Python facilitated our Property manager implementation in other ways as well. One PyDrone feature that had been requested by users was the ability to describe a new prediction using an equation based on existing properties. For example, an equation might look like:
0.34 + (0.78*CLOGP) - (0.018*HBA) - (0.015*HB_TOT) - (0.11*MM_HADCA) - (0.017*MM_QON) + (0.012*VDW_POL_AREA)
where the variables are keys in the Property manager. This was quite easy to implement in Python, and we would be hard pressed to find a language that makes it any easier. Python's mathematical expressions are almost identical to the standard form used in the sciences, so we could use Python's "eval" statement to parse and evaluate the user-defined expressions. Because our Property manager acts like a Python dictionary, it could (at least in theory) be provided directly to the eval statement as the locals dictionary used for variable lookup during expression evaluation.

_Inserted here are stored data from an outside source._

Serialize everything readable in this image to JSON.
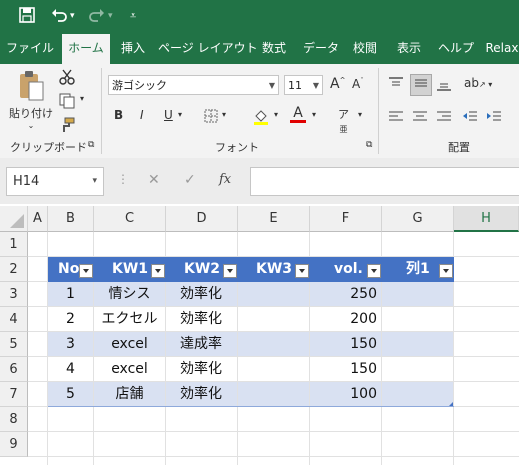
{
  "colors": {
    "brand": "#217346",
    "table_header": "#4472c4",
    "band": "#d9e1f2"
  },
  "qat": {
    "save": "save-icon",
    "undo": "undo-icon",
    "redo": "redo-icon",
    "customize": "customize-qat-icon"
  },
  "tabs": [
    "ファイル",
    "ホーム",
    "挿入",
    "ページ レイアウト",
    "数式",
    "データ",
    "校閲",
    "表示",
    "ヘルプ",
    "Relax"
  ],
  "active_tab": "ホーム",
  "ribbon": {
    "paste_label": "貼り付け",
    "clipboard_group": "クリップボード",
    "font_name": "游ゴシック",
    "font_size": "11",
    "font_group": "フォント",
    "align_group": "配置",
    "bold": "B",
    "italic": "I",
    "underline": "U"
  },
  "formula_bar": {
    "name_box": "H14",
    "fx": "fx",
    "value": ""
  },
  "columns": [
    "A",
    "B",
    "C",
    "D",
    "E",
    "F",
    "G",
    "H"
  ],
  "rows": [
    "1",
    "2",
    "3",
    "4",
    "5",
    "6",
    "7",
    "8",
    "9"
  ],
  "table": {
    "headers": [
      "No",
      "KW1",
      "KW2",
      "KW3",
      "vol.",
      "列1"
    ],
    "rows": [
      [
        "1",
        "情シス",
        "効率化",
        "",
        "250",
        ""
      ],
      [
        "2",
        "エクセル",
        "効率化",
        "",
        "200",
        ""
      ],
      [
        "3",
        "excel",
        "達成率",
        "",
        "150",
        ""
      ],
      [
        "4",
        "excel",
        "効率化",
        "",
        "150",
        ""
      ],
      [
        "5",
        "店舗",
        "効率化",
        "",
        "100",
        ""
      ]
    ]
  }
}
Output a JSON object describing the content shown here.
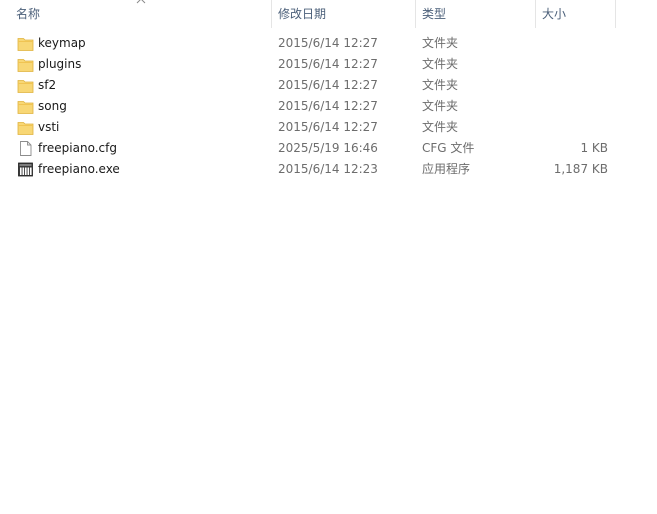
{
  "columns": {
    "name": "名称",
    "date": "修改日期",
    "type": "类型",
    "size": "大小"
  },
  "files": [
    {
      "name": "keymap",
      "date": "2015/6/14 12:27",
      "type": "文件夹",
      "size": "",
      "icon": "folder-icon"
    },
    {
      "name": "plugins",
      "date": "2015/6/14 12:27",
      "type": "文件夹",
      "size": "",
      "icon": "folder-icon"
    },
    {
      "name": "sf2",
      "date": "2015/6/14 12:27",
      "type": "文件夹",
      "size": "",
      "icon": "folder-icon"
    },
    {
      "name": "song",
      "date": "2015/6/14 12:27",
      "type": "文件夹",
      "size": "",
      "icon": "folder-icon"
    },
    {
      "name": "vsti",
      "date": "2015/6/14 12:27",
      "type": "文件夹",
      "size": "",
      "icon": "folder-icon"
    },
    {
      "name": "freepiano.cfg",
      "date": "2025/5/19 16:46",
      "type": "CFG 文件",
      "size": "1 KB",
      "icon": "document-icon"
    },
    {
      "name": "freepiano.exe",
      "date": "2015/6/14 12:23",
      "type": "应用程序",
      "size": "1,187 KB",
      "icon": "application-icon"
    }
  ],
  "colors": {
    "header_text": "#4c607a",
    "folder_yellow": "#f8d775",
    "secondary_text": "#6d6d6d"
  }
}
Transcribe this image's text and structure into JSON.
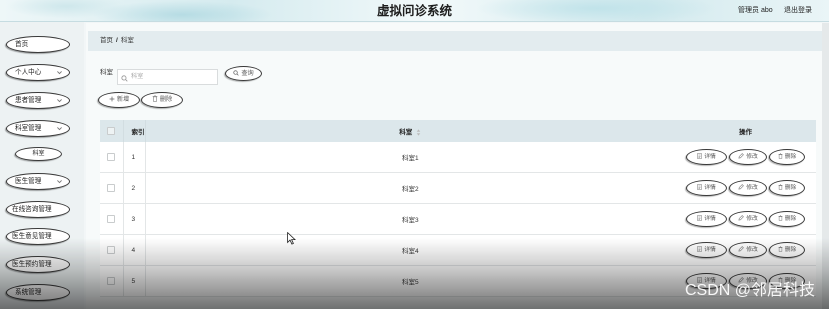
{
  "app": {
    "title": "虚拟问诊系统",
    "user_label": "管理员 abo",
    "logout_label": "退出登录"
  },
  "sidebar": {
    "items": [
      {
        "label": "首页",
        "has_submenu": false
      },
      {
        "label": "个人中心",
        "has_submenu": true,
        "icon": "chevron-down-icon"
      },
      {
        "label": "患者管理",
        "has_submenu": true,
        "icon": "chevron-down-icon"
      },
      {
        "label": "科室管理",
        "has_submenu": true,
        "expanded": true,
        "icon": "chevron-down-icon",
        "children": [
          {
            "label": "科室",
            "active": true
          }
        ]
      },
      {
        "label": "医生管理",
        "has_submenu": true,
        "icon": "chevron-down-icon"
      },
      {
        "label": "在线咨询管理",
        "has_submenu": false
      },
      {
        "label": "医生意见管理",
        "has_submenu": false
      },
      {
        "label": "医生预约管理",
        "has_submenu": false
      },
      {
        "label": "系统管理",
        "has_submenu": false
      }
    ]
  },
  "breadcrumb": {
    "home": "首页",
    "separator": "/",
    "current": "科室"
  },
  "search": {
    "label": "科室",
    "placeholder": "科室",
    "icon": "search-icon",
    "button_label": "查询",
    "button_icon": "search-icon"
  },
  "toolbar": {
    "add_label": "新增",
    "add_icon": "plus-icon",
    "delete_label": "删除",
    "delete_icon": "trash-icon"
  },
  "table": {
    "columns": {
      "index": "索引",
      "name": "科室",
      "actions": "操作"
    },
    "rows": [
      {
        "index": "1",
        "name": "科室1"
      },
      {
        "index": "2",
        "name": "科室2"
      },
      {
        "index": "3",
        "name": "科室3"
      },
      {
        "index": "4",
        "name": "科室4"
      },
      {
        "index": "5",
        "name": "科室5"
      }
    ],
    "row_actions": {
      "detail": "详情",
      "detail_icon": "document-icon",
      "edit": "修改",
      "edit_icon": "pencil-icon",
      "delete": "删除",
      "delete_icon": "trash-icon"
    }
  },
  "watermark": {
    "text": "CSDN @邻居科技"
  },
  "colors": {
    "header_bg": "#d5ebef",
    "breadcrumb_bg": "#e3ecef",
    "table_header_bg": "#dce7eb",
    "pill_border": "#3a3a3a",
    "page_bg": "#f7fafa"
  }
}
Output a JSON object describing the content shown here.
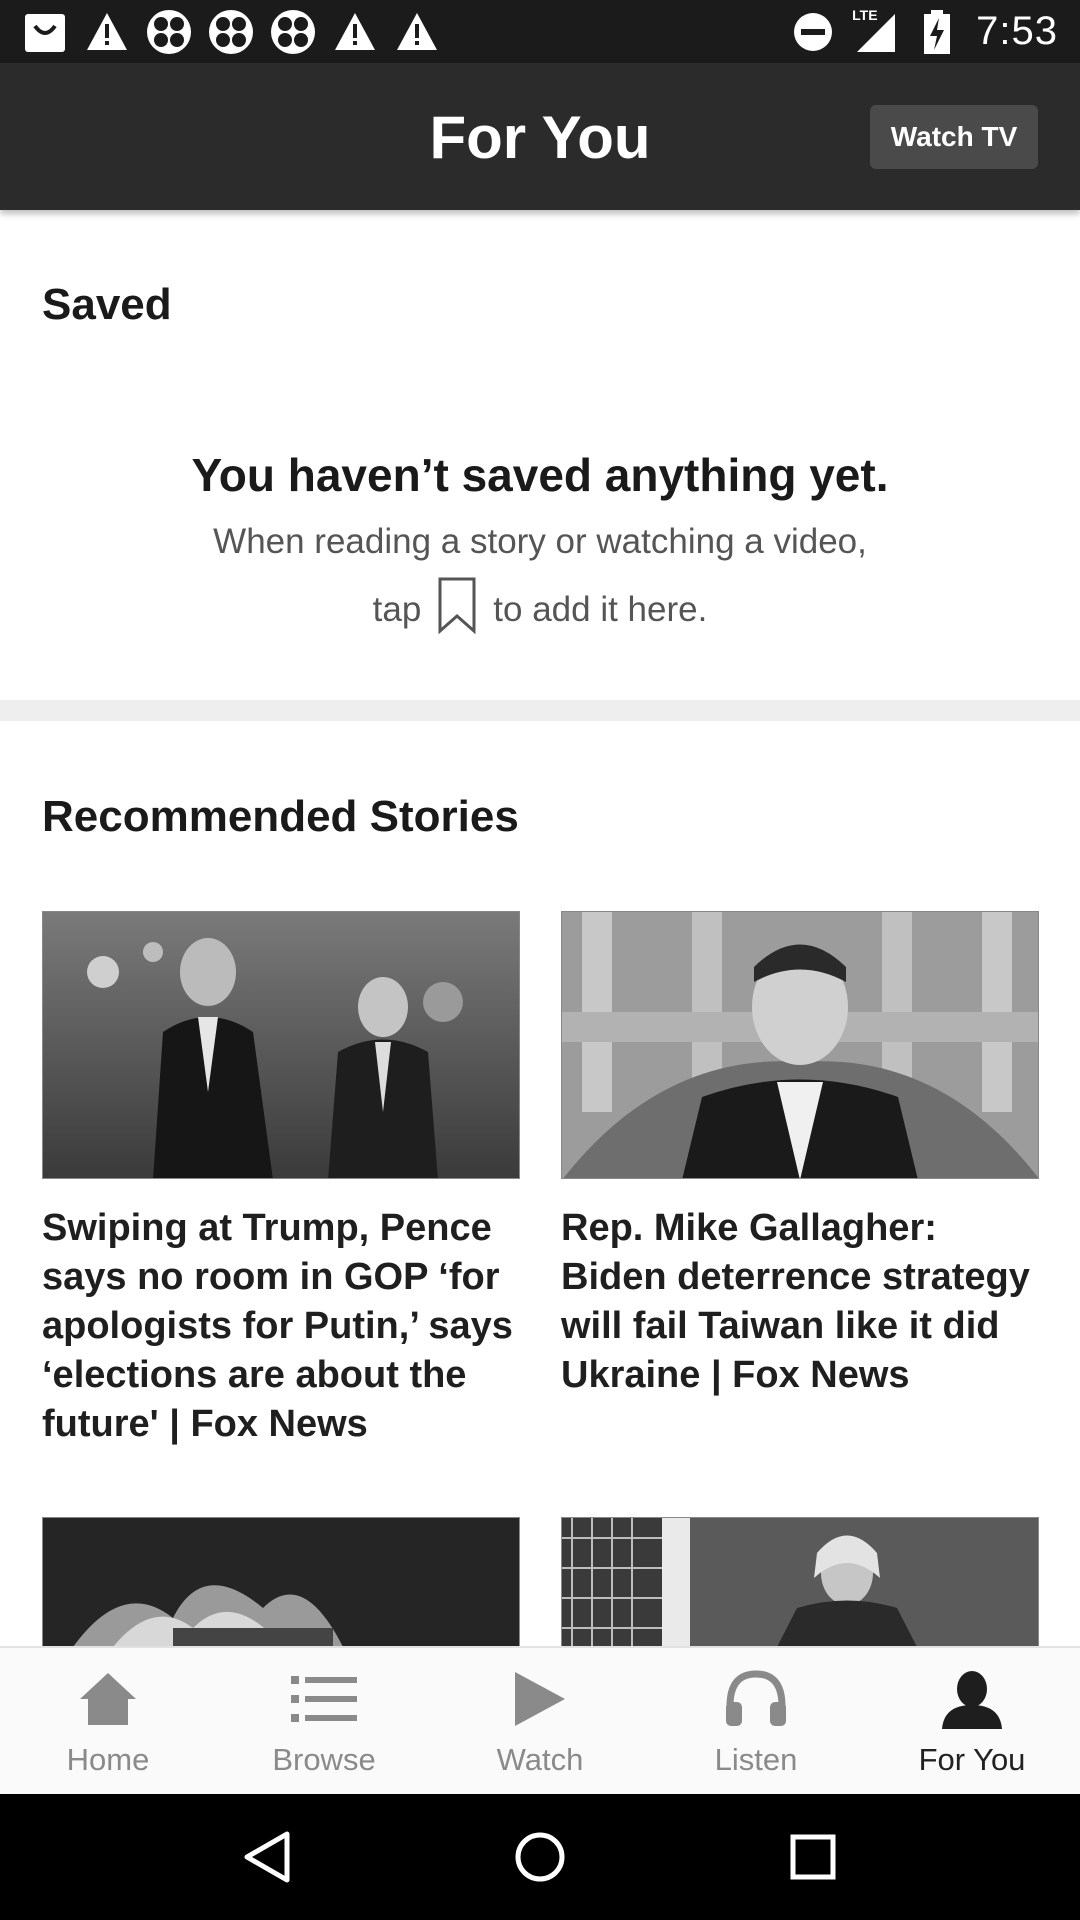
{
  "status_bar": {
    "time": "7:53",
    "network": "LTE",
    "left_icons": [
      "shopping-bag-icon",
      "warning-icon",
      "clover-icon",
      "clover-icon",
      "clover-icon",
      "warning-icon",
      "warning-icon"
    ]
  },
  "app_bar": {
    "title": "For You",
    "watch_tv_label": "Watch TV"
  },
  "saved": {
    "heading": "Saved",
    "empty_title": "You haven’t saved anything yet.",
    "empty_line1": "When reading a story or watching a video,",
    "empty_line2_before": "tap",
    "empty_line2_after": "to add it here."
  },
  "recommended": {
    "heading": "Recommended Stories",
    "stories": [
      {
        "title": "Swiping at Trump, Pence says no room in GOP ‘for apologists for Putin,’ says ‘elections are about the future' | Fox News"
      },
      {
        "title": "Rep. Mike Gallagher: Biden deterrence strategy will fail Taiwan like it did Ukraine | Fox News"
      },
      {
        "title": ""
      },
      {
        "title": ""
      }
    ]
  },
  "bottom_nav": {
    "items": [
      {
        "label": "Home",
        "icon": "home-icon"
      },
      {
        "label": "Browse",
        "icon": "list-icon"
      },
      {
        "label": "Watch",
        "icon": "play-icon"
      },
      {
        "label": "Listen",
        "icon": "headphones-icon"
      },
      {
        "label": "For You",
        "icon": "person-icon"
      }
    ],
    "active": "For You"
  },
  "colors": {
    "status_bar": "#1b1b1b",
    "app_bar": "#2b2b2b",
    "watch_tv_button": "#4a4a4a",
    "divider": "#eeeeee",
    "nav_inactive": "#8a8a8a",
    "nav_active": "#222222"
  }
}
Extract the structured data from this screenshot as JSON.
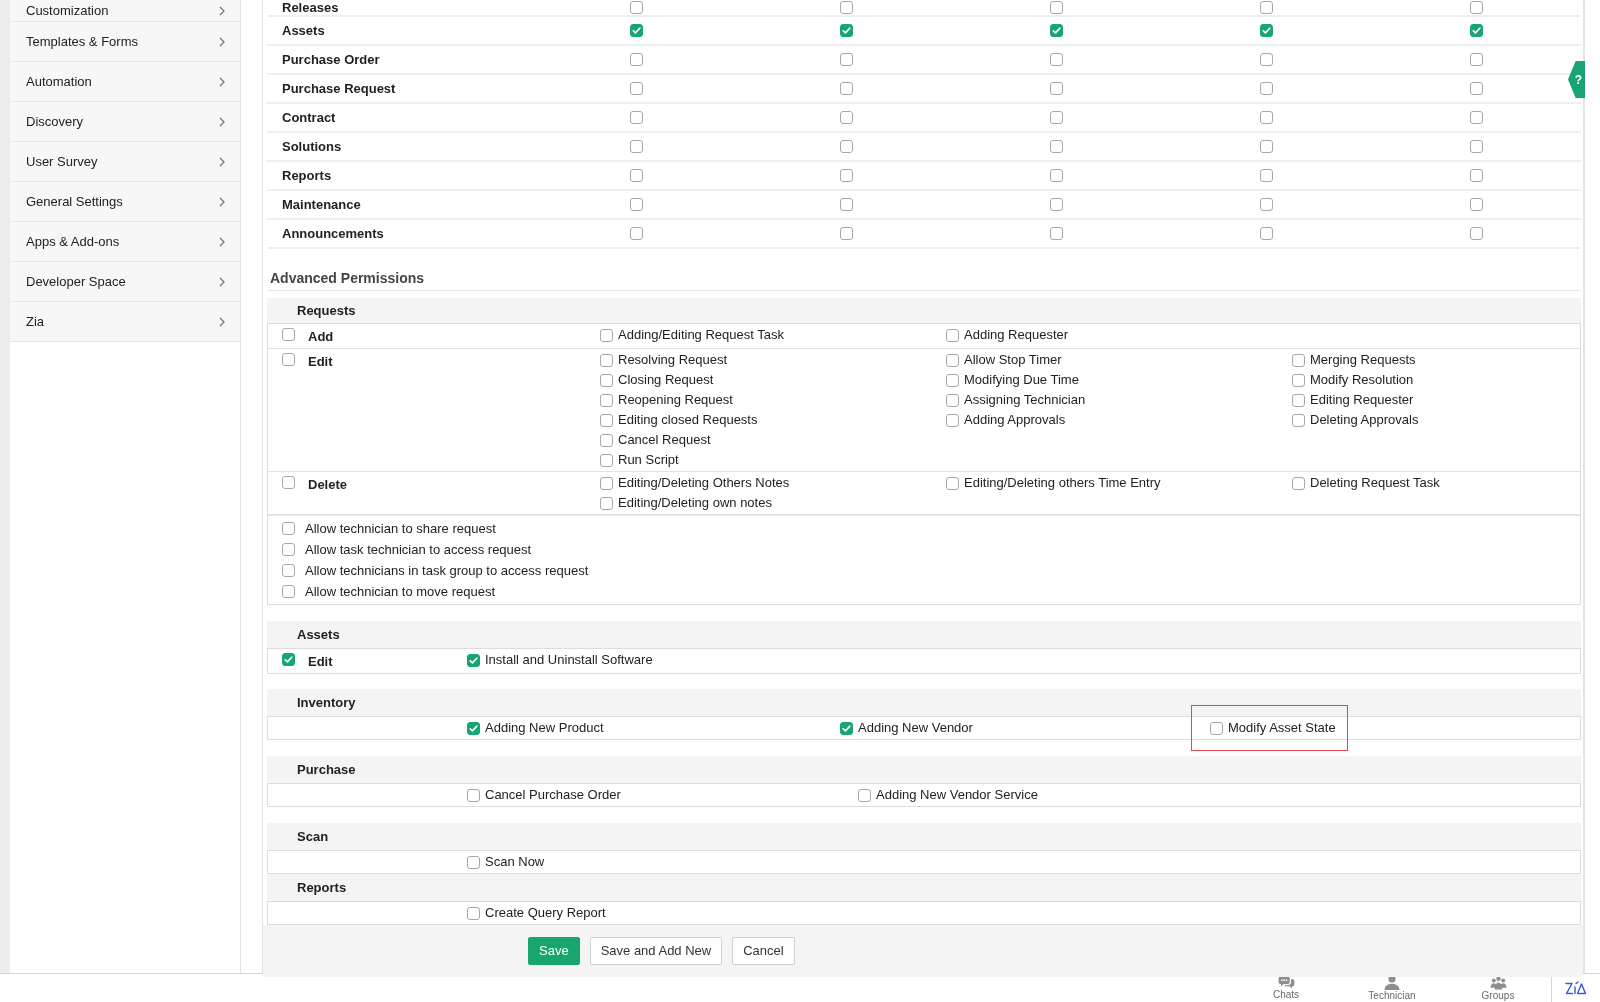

As it turned out, for performance reasons, the eval() implementation in Python accepts only built-in dictionary types and not an emulated mapping type, so we had to engage in some extra trickery to make our on-demand dependency system work with equations. Nevertheless, the entire implementation was quite easy.
PyDrone took about 3 months of development time, another 3 months of QA, and 3 weeks of documentation time to produce about 5,600 lines of finished Python code.
Overall PyDrone has been a wonderful success for AstraZeneca. As a result of using Python, we were able to quickly and easily develop a great tool that is both very simple to use and that adapts well to new prediction methods.
The biggest problem we've had with Python is that relatively few people at AstraZeneca use it for development. The IT group prefers either Perl (systems people) or Java (architecture people) so we occasionally get requests to rewrite parts of the project in one of those languages. Even so, we have found developers are interested in learning Python, especially when they see comparisons of development time and effort, resulting code size, and other metrics.